Membuat dua’a untuk orang tua yang sulit tidak menghapus apa yang terjadi. Itu mempercayakan mereka kepada Hakim yang Adil dan Pengampun — dan melepaskan beberapa dari apa yang Anda bawa.
Tindakan Yang Terus Memberi Manfaat kepada Orang yang Meninggal
Melampaui dua’a, para ulama menghitung beberapa tindakan tambahan yang mengirim ganjaran kepada orang tua yang meninggal:
Sadaqah jariyah atas nama mereka. Berkontribusi pada sumur, masjid, sekolah Islam, atau proyek amal yang sedang berlangsung atas nama orang tua mengirim ganjaran yang sedang berlangsung kepada mereka.
Menyelesaikan niat yang belum terpenuhi mereka. Jika orang tua memiliki niat untuk melaksanakan Haji, membayar hutang yang luar biasa, memenuhi janji, atau memberikan amal tertentu — dan meninggal sebelum menyelesaikannya — memenuhi niat itu atas nama mereka membawa ganjaran yang besar.
Membaca Quran dan mengirim gajirannya. Mayoritas posisi di antara ulama adalah bahwa ganjaran pembacaan Quran dapat didedikasikan untuk orang yang meninggal. Lafalkan Surah Yasin, Surah Al-Ikhlas tiga kali, atau bagian apa pun yang Anda tahu — dan katakan: “Allahumma balligh thawaba ma qara’tu ila [nama],” Ya Allah, sampaikan ganjaran apa yang telah aku bacakan kepada [nama].
Pemikiran Penutup
Orang tua Anda berada di tempat yang tidak dapat Anda capai, dalam keadaan yang tidak dapat Anda lihat, menghadapi perjalanan yang tidak dapat Anda dampingi. Ini adalah salah satu kebenaran duka cita yang paling sulit.
Tetapi Anda tidak berdaya. Setiap dua’a yang Anda buat adalah pesan yang dikirim maju, tangan yang diperpanjang melampaui selubung. Para ulama mengingatkan kami bahwa orang yang meninggal dapat merasakan rahmat yang Allah kirim jalan kepada mereka melalui doa anak-anak mereka.
Jadilah anak itu. Buat dua’anya. Hari ini dan besok dan setiap hari sesudahnya.
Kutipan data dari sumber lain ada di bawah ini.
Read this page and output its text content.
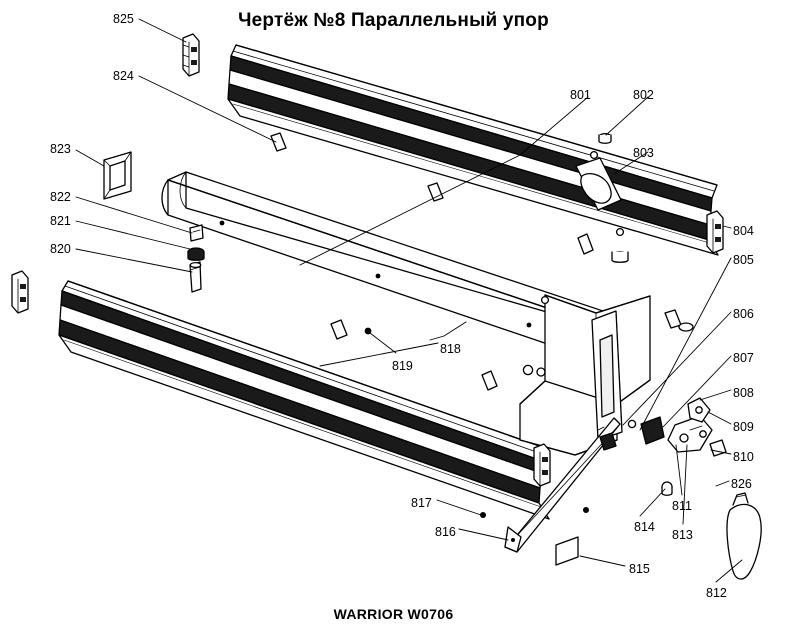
Чертёж №8 Параллельный упор
825
824
823
822
821
820
819
818
817
816
815
814
813
811
812
826
810
809
808
807
806
805
804
803
802
801
WARRIOR W0706
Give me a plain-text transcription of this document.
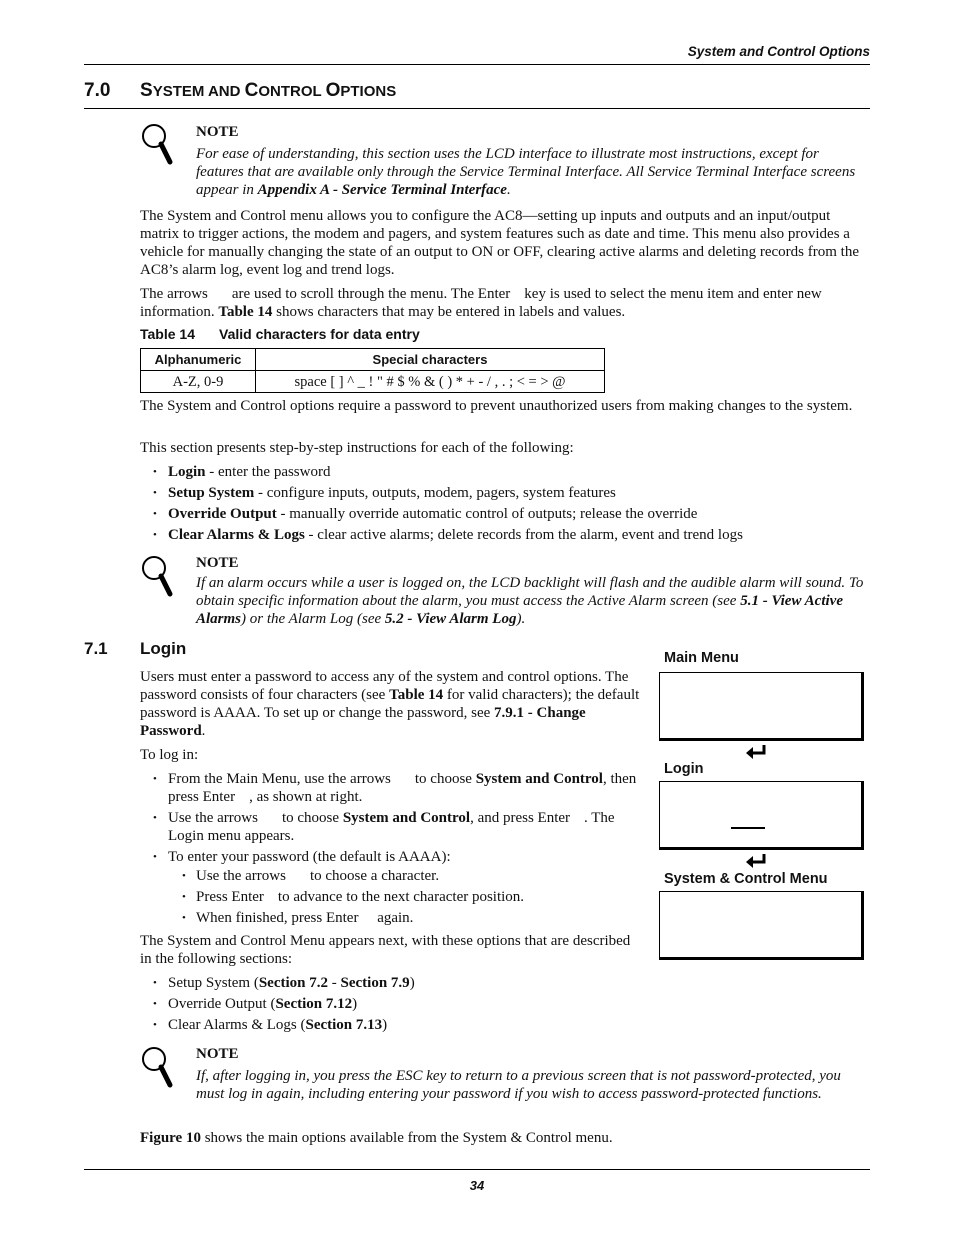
System and Control Options
7.0 SYSTEM AND CONTROL OPTIONS
NOTE
For ease of understanding, this section uses the LCD interface to illustrate most instructions, except for features that are available only through the Service Terminal Interface. All Service Terminal Interface screens appear in Appendix A - Service Terminal Interface.
The System and Control menu allows you to configure the AC8—setting up inputs and outputs and an input/output matrix to trigger actions, the modem and pagers, and system features such as date and time. This menu also provides a vehicle for manually changing the state of an output to ON or OFF, clearing active alarms and deleting records from the AC8’s alarm log, event log and trend logs.
The arrows are used to scroll through the menu. The Enter key is used to select the menu item and enter new information. Table 14 shows characters that may be entered in labels and values.
Table 14 Valid characters for data entry
Alphanumeric	Special characters
A-Z, 0-9	space [ ] ^ _ ! " # $ % & ( ) * + - / , . ; < = > @
The System and Control options require a password to prevent unauthorized users from making changes to the system.
This section presents step-by-step instructions for each of the following:
• Login - enter the password
• Setup System - configure inputs, outputs, modem, pagers, system features
• Override Output - manually override automatic control of outputs; release the override
• Clear Alarms & Logs - clear active alarms; delete records from the alarm, event and trend logs
NOTE
If an alarm occurs while a user is logged on, the LCD backlight will flash and the audible alarm will sound. To obtain specific information about the alarm, you must access the Active Alarm screen (see 5.1 - View Active Alarms) or the Alarm Log (see 5.2 - View Alarm Log).
7.1 Login
Users must enter a password to access any of the system and control options. The password consists of four characters (see Table 14 for valid characters); the default password is AAAA. To set up or change the password, see 7.9.1 - Change Password.
To log in:
• From the Main Menu, use the arrows to choose System and Control, then press Enter , as shown at right.
• Use the arrows to choose System and Control, and press Enter . The Login menu appears.
• To enter your password (the default is AAAA):
• Use the arrows to choose a character.
• Press Enter to advance to the next character position.
• When finished, press Enter     again.
The System and Control Menu appears next, with these options that are described in the following sections:
• Setup System (Section 7.2 - Section 7.9)
• Override Output (Section 7.12)
• Clear Alarms & Logs (Section 7.13)
Main Menu
Login
System & Control Menu
NOTE
If, after logging in, you press the ESC key to return to a previous screen that is not password-protected, you must log in again, including entering your password if you wish to access password-protected functions.
Figure 10 shows the main options available from the System & Control menu.
34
Semoga Allah mengasihi orang tua kami, mengampuni dosa mereka, memperluas kuburan mereka, menerangi jiwa mereka, dan mengumpulkan kami dengan mereka di Jannah.
Terus Membaca
Mulai dengan panduan lengkap: Panduan Dua: Terhubung dengan Allah Melalui Permohonan
- Dua untuk Orang Tua: Permohonan untuk Ibu dan Ayah Anda
- 30 Dua Harian Setiap Muslim Harus Tahu
- Ketika Dua Terasa Tidak Terjawab: Apa Islam Katakan
Siap untuk menukar waktu layar dengan ibadah? Unduh Nafs gratis — 1 menit ibadah = 1 menit waktu layar.
Want to replace scrolling with ibadah?
1 minute of worship = 1 minute of screen time. Fair exchange.